2

I have a java web application that is beign developed in Java 8 and that is beign deployed on two tomcat 8.5.33 clustered servers running on a Oracle Linux Server 7.5. The problem, is as follows.

The war has been deployed continuously for the last couple of weeks without any problems, the thing is that suddenly it started working very slowly.

After investigating I came up with some causes and solutions to them, but, none of them seemed to be the cause of my problem.

At first I thought it could have been a memory leak or something like that, but after seeing that that wasn´t the case, rebooting the system just in case and giving tomcat more memory to use, nothing worked. I also found that there was a possibility of the problem being caused by a too large catalina.out file, that also wasn´t the case.

When looking in the logs produced by tomcat it seems like nothing is going wrong besides:

05-Dec-2018 13:51:28.412 SEVERE [main] org.apache.catalina.ha.deploy.FarmWarDeployer.start FarmWarDeployer can only work as host cluster subelement!

This seems to be a cluster error but as I have investigated this shouldn´t be the cause of my problem, besides that logs it is continuously logging:

05-Dec-2018 15:09:16.832 FINE [ContainerBackgroundProcessor[StandardEngine[Catalina]]] org.apache.catalina.session.ManagerBase.processExpires Start expire sessions StandardManager at 1544018956832 sessioncount 1

05-Dec-2018 15:09:16.833 FINE [ContainerBackgroundProcessor[StandardEngine[Catalina]]] org.apache.catalina.session.ManagerBase.processExpires End expire sessions StandardManager processingTime 1 expired sessions: 0

The weird thing is that in my webapp logs you can see where too much time is passing between logs. This occurs randomly every time a servlet is called, doing everything fine until at a random log (random because sometimes it starts at one log, and another time at another one) the logs start being written every 10 seconds.

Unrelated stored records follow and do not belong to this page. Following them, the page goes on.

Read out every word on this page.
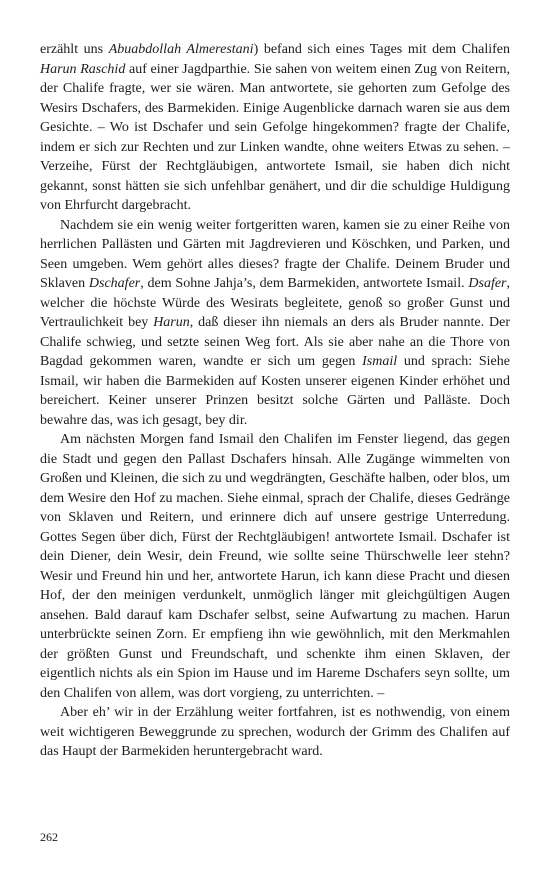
erzählt uns Abuabdollah Almerestani) befand sich eines Tages mit dem Chalifen Harun Raschid auf einer Jagdparthie. Sie sahen von weitem einen Zug von Reitern, der Chalife fragte, wer sie wären. Man antwortete, sie gehorten zum Gefolge des Wesirs Dschafers, des Barmekiden. Einige Augenblicke darnach waren sie aus dem Gesichte. – Wo ist Dschafer und sein Gefolge hingekommen? fragte der Chalife, indem er sich zur Rechten und zur Linken wandte, ohne weiters Etwas zu sehen. – Verzeihe, Fürst der Rechtgläubigen, antwortete Ismail, sie haben dich nicht gekannt, sonst hätten sie sich unfehlbar genähert, und dir die schuldige Huldigung von Ehrfurcht dargebracht.

Nachdem sie ein wenig weiter fortgeritten waren, kamen sie zu einer Reihe von herrlichen Pallästen und Gärten mit Jagdrevieren und Köschken, und Parken, und Seen umgeben. Wem gehört alles dieses? fragte der Chalife. Deinem Bruder und Sklaven Dschafer, dem Sohne Jahja’s, dem Barmekiden, antwortete Ismail. Dsafer, welcher die höchste Würde des Wesirats begleitete, genoß so großer Gunst und Vertraulichkeit bey Harun, daß dieser ihn niemals an ders als Bruder nannte. Der Chalife schwieg, und setzte seinen Weg fort. Als sie aber nahe an die Thore von Bagdad gekommen waren, wandte er sich um gegen Ismail und sprach: Siehe Ismail, wir haben die Barmekiden auf Kosten unserer eigenen Kinder erhöhet und bereichert. Keiner unserer Prinzen besitzt solche Gärten und Palläste. Doch bewahre das, was ich gesagt, bey dir.

Am nächsten Morgen fand Ismail den Chalifen im Fenster liegend, das gegen die Stadt und gegen den Pallast Dschafers hinsah. Alle Zugänge wimmelten von Großen und Kleinen, die sich zu und wegdrängten, Geschäfte halben, oder blos, um dem Wesire den Hof zu machen. Siehe einmal, sprach der Chalife, dieses Gedränge von Sklaven und Reitern, und erinnere dich auf unsere gestrige Unterredung. Gottes Segen über dich, Fürst der Rechtgläubigen! antwortete Ismail. Dschafer ist dein Diener, dein Wesir, dein Freund, wie sollte seine Thürschwelle leer stehn? Wesir und Freund hin und her, antwortete Harun, ich kann diese Pracht und diesen Hof, der den meinigen verdunkelt, unmöglich länger mit gleichgültigen Augen ansehen. Bald darauf kam Dschafer selbst, seine Aufwartung zu machen. Harun unterbrückte seinen Zorn. Er empfieng ihn wie gewöhnlich, mit den Merkmahlen der größten Gunst und Freundschaft, und schenkte ihm einen Sklaven, der eigentlich nichts als ein Spion im Hause und im Hareme Dschafers seyn sollte, um den Chalifen von allem, was dort vorgieng, zu unterrichten. –

Aber eh’ wir in der Erzählung weiter fortfahren, ist es nothwendig, von einem weit wichtigeren Beweggrunde zu sprechen, wodurch der Grimm des Chalifen auf das Haupt der Barmekiden heruntergebracht ward.

262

Log4j2 2.11 is being used for the logs and here is an example of some logs:

05/12/2018 11:53:18 INFO

05/12/2018 11:53:18 INFO

05/12/2018 11:53:18 INFO

05/12/2018 11:53:18 INFO

05/12/2018 11:53:38 INFO

05/12/2018 11:53:48 INFO

05/12/2018 11:53:58 INFO

05/12/2018 11:54:08 INFO

05/12/2018 11:54:18 INFO

05/12/2018 11:54:28 INFO

05/12/2018 11:54:38 INFO

05/12/2018 11:54:48 INFO

05/12/2018 11:54:58 INFO

05/12/2018 11:55:08 INFO

  • Hi! All this may be due to very different reasons. Have you talked to your system administrator in order to recover system-level information? I am thinking of hardware parameters and I/O statistics. Is your machine swapping now? Has it the same hardware assignment? Maybe some system administrator removed RAM or CPUs from your vms? – Jorge_B Dec 05 '18 at 15:10
  • On which filesystem(s) are data and the logs stored on? – Emmanuel Rosa Dec 05 '18 at 15:11
  • @Jorge_B Yes apparently it seems like Java is consuming a lot of CPU when deploying the generated wars, besides that, it behaves strangely when using system resources. Still haven´t found the cause of the problem, but it seems like its fault of the vm, either changed hardware or changed configurations. Recomendatios are welcome, and thank you for your response! – TheTheodorus Dec 05 '18 at 17:10
  • @EmmanuelRosa I don´t know to what kind of data you are referring to, if its the database your talking about its on a separate VM on the same physical machine. The logs are being saved in a folder inside the tomcat logs folder with log4j2. Thank you for your response! – TheTheodorus Dec 05 '18 at 17:13
  • It would be very important to be able to compare a system-wide snapshot of your system now with as much information as you can retrieve of its situation before the incident. We should be able too to properly define what you mention as 'behaving strangely when using system resources'. Once and if we discard system configuration changes as a cause, you should have a look at every code change pushed recently to the SCM in order to discard too any possible programming bad practice. Please feel free to update the question with as much info as possible – Jorge_B Dec 06 '18 at 08:20
  • I asked about the filesystem because if your database is on a COW-based filesystem, such as BTRFS, there's a good chance the database files have become heavily fragmented. The same goes for your systemd log files. – Emmanuel Rosa Dec 06 '18 at 09:56

1 Answers1

1

Had the same problem in our system. In our case it was caused by the Linux user that used to launch the Tomcat, it didn't have enough privileges needed for all the Tomcat Apps, so I simply solved it by launching it with the sudo command.

sudo $CATALINA_HOME/bin/startup.sh

I don't have information about why this solved the problem, and what was causing all the slowness, cause of time needs (just wanted to resolve it as quickly as we could). Hope this suits for you.